Após a descrição dos componentes, importa referir que cada um é constituído por vários domínios e que cada domínio tem unidade de classificação (UC) e subunidades de classificação (SUC), as quais têm códigos (OMS, 2004) (Tabela 1).

TABELA 1 - ORGANIZAÇÃO DA CIF E EXEMPLOS

Componente Capítulo Domínio Unidade de Classificação (UC)

Subunidade de

Classificação (SUC) Códigos

‘Funções do Corpo’ (b) ‘Funções mentais’ ‘Funções mentais globais (b110-b139)’ ‘b110 - Funções da consciência’ ‘b1101 - Continuidade da consciência’ ‘b110’ ‘b1101’
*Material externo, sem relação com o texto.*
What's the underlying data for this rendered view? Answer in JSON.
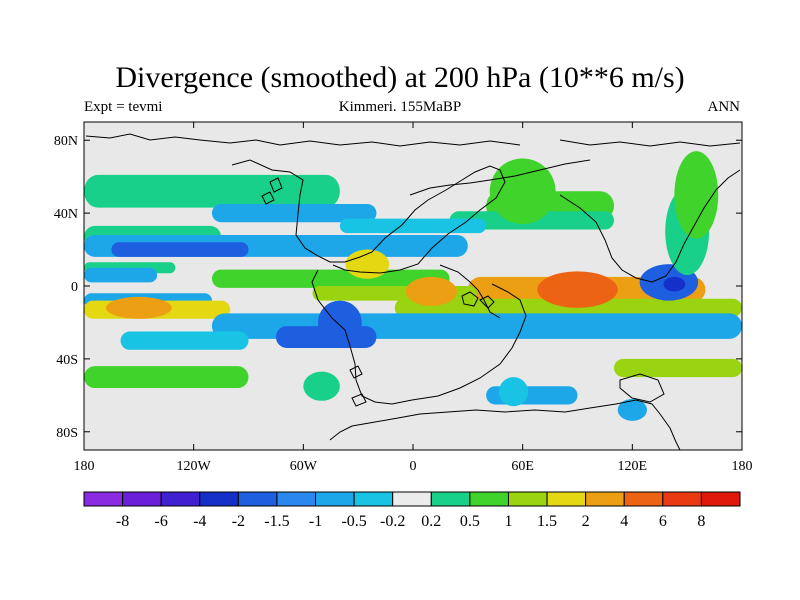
{
  "title": "Divergence (smoothed) at 200 hPa (10**6 m/s)",
  "left_label": "Expt = tevmi",
  "center_label": "Kimmeri. 155MaBP",
  "right_label": "ANN",
  "colors": {
    "ocean_bg": "#e8e8e8",
    "coast": "#000000"
  },
  "map": {
    "lon_range": [
      -180,
      180
    ],
    "lat_range": [
      -90,
      90
    ],
    "x_ticks": [
      "180",
      "120W",
      "60W",
      "0",
      "60E",
      "120E",
      "180"
    ],
    "y_ticks": [
      "80N",
      "40N",
      "0",
      "40S",
      "80S"
    ]
  },
  "chart_data": {
    "type": "heatmap",
    "variable": "Divergence (smoothed) at 200 hPa",
    "units": "10**6 m/s",
    "colorbar": {
      "levels": [
        "-8",
        "-6",
        "-4",
        "-2",
        "-1.5",
        "-1",
        "-0.5",
        "-0.2",
        "0.2",
        "0.5",
        "1",
        "1.5",
        "2",
        "4",
        "6",
        "8"
      ],
      "colors": [
        "#8a2be2",
        "#6a1fd8",
        "#4020d0",
        "#1530c8",
        "#1e5fe0",
        "#2a87ee",
        "#1da7e8",
        "#19c3e3",
        "#ececec",
        "#19d08a",
        "#3fd32c",
        "#9ad30f",
        "#e3d812",
        "#ec9f12",
        "#ec6413",
        "#ea3a12",
        "#e0180c"
      ]
    },
    "bands": [
      {
        "lat": 52,
        "width": 9,
        "level": 9,
        "lon": [
          -180,
          -40
        ]
      },
      {
        "lat": 27,
        "width": 6,
        "level": 9,
        "lon": [
          -180,
          -105
        ]
      },
      {
        "lat": 22,
        "width": 6,
        "level": 6,
        "lon": [
          -180,
          30
        ]
      },
      {
        "lat": 20,
        "width": 4,
        "level": 4,
        "lon": [
          -165,
          -90
        ]
      },
      {
        "lat": 40,
        "width": 5,
        "level": 6,
        "lon": [
          -110,
          -20
        ]
      },
      {
        "lat": 44,
        "width": 8,
        "level": 10,
        "lon": [
          40,
          110
        ]
      },
      {
        "lat": 36,
        "width": 5,
        "level": 9,
        "lon": [
          20,
          110
        ]
      },
      {
        "lat": 33,
        "width": 4,
        "level": 7,
        "lon": [
          -40,
          40
        ]
      },
      {
        "lat": 10,
        "width": 3,
        "level": 9,
        "lon": [
          -180,
          -130
        ]
      },
      {
        "lat": 6,
        "width": 4,
        "level": 6,
        "lon": [
          -180,
          -140
        ]
      },
      {
        "lat": 4,
        "width": 5,
        "level": 10,
        "lon": [
          -110,
          20
        ]
      },
      {
        "lat": -2,
        "width": 7,
        "level": 13,
        "lon": [
          30,
          160
        ]
      },
      {
        "lat": -4,
        "width": 4,
        "level": 11,
        "lon": [
          -55,
          35
        ]
      },
      {
        "lat": -8,
        "width": 4,
        "level": 6,
        "lon": [
          -180,
          -110
        ]
      },
      {
        "lat": -13,
        "width": 5,
        "level": 12,
        "lon": [
          -180,
          -100
        ]
      },
      {
        "lat": -12,
        "width": 5,
        "level": 11,
        "lon": [
          -10,
          180
        ]
      },
      {
        "lat": -22,
        "width": 7,
        "level": 6,
        "lon": [
          -110,
          180
        ]
      },
      {
        "lat": -28,
        "width": 6,
        "level": 4,
        "lon": [
          -75,
          -20
        ]
      },
      {
        "lat": -30,
        "width": 5,
        "level": 7,
        "lon": [
          -160,
          -90
        ]
      },
      {
        "lat": -50,
        "width": 6,
        "level": 10,
        "lon": [
          -180,
          -90
        ]
      },
      {
        "lat": -45,
        "width": 5,
        "level": 11,
        "lon": [
          110,
          180
        ]
      },
      {
        "lat": -60,
        "width": 5,
        "level": 6,
        "lon": [
          40,
          90
        ]
      }
    ],
    "blobs": [
      {
        "lon": 60,
        "lat": 52,
        "rx": 18,
        "ry": 9,
        "level": 10
      },
      {
        "lon": 10,
        "lat": -3,
        "rx": 14,
        "ry": 4,
        "level": 13
      },
      {
        "lon": -25,
        "lat": 12,
        "rx": 12,
        "ry": 4,
        "level": 12
      },
      {
        "lon": -40,
        "lat": -20,
        "rx": 12,
        "ry": 6,
        "level": 4
      },
      {
        "lon": 140,
        "lat": 2,
        "rx": 16,
        "ry": 5,
        "level": 4
      },
      {
        "lon": 143,
        "lat": 1,
        "rx": 6,
        "ry": 2,
        "level": 3
      },
      {
        "lon": 150,
        "lat": 30,
        "rx": 12,
        "ry": 12,
        "level": 9
      },
      {
        "lon": 155,
        "lat": 50,
        "rx": 12,
        "ry": 12,
        "level": 10
      },
      {
        "lon": 90,
        "lat": -2,
        "rx": 22,
        "ry": 5,
        "level": 14
      },
      {
        "lon": -150,
        "lat": -12,
        "rx": 18,
        "ry": 3,
        "level": 13
      },
      {
        "lon": 55,
        "lat": -58,
        "rx": 8,
        "ry": 4,
        "level": 7
      },
      {
        "lon": 120,
        "lat": -68,
        "rx": 8,
        "ry": 3,
        "level": 6
      },
      {
        "lon": -50,
        "lat": -55,
        "rx": 10,
        "ry": 4,
        "level": 9
      }
    ]
  }
}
A CIF tem sido utilizada na prática clínica em vários países, como a Alemanha e o Brasil, nomeadamente através de core sets (Ferreira et al., 2014). Consistem em listas resumidas de classificações da CIF que permitem identificar quer problemas quer potencialidades numa determinada condição de saúde, como por exemplo a musculosquelética, a cardiopulmonar ou, ainda, o cancro da mama (Ferreira et al., 2014). A CIF engloba 1454 aspetos da funcionalidade, no entanto, para o desenvolvimento de core sets, devem-se avaliar apenas as categorias específicas e significativas de uma determinada condição de saúde (Riberto, 2011). A metodologia para a sua criação envolve várias etapas, nomeadamente as primeiras duas subfases, a da revisão da literatura e a da recolha de opinião de especialistas, assim como fases posteriores, como a que envolve análise estatística (Riberto, 2011; Ferreira et al., 2014). Permitem, assim, definir as categorias da CIF devidamente selecionadas (Riberto, 2011). A literatura apresenta como benefícios da aplicação de core sets o facto de ter presente aspetos que antes não considerados como determinantes na condição de saúde (como os fatores ambientais), o que possibilita uma melhor descrição da funcionalidade, assim como uma maior homogeneidade nas observações (Riberto, 2011; Ferreira et al., 2014). Neste sentido, considera-se de grande utilidade o desenvolvimento de core sets específicos (Riberto, 2011).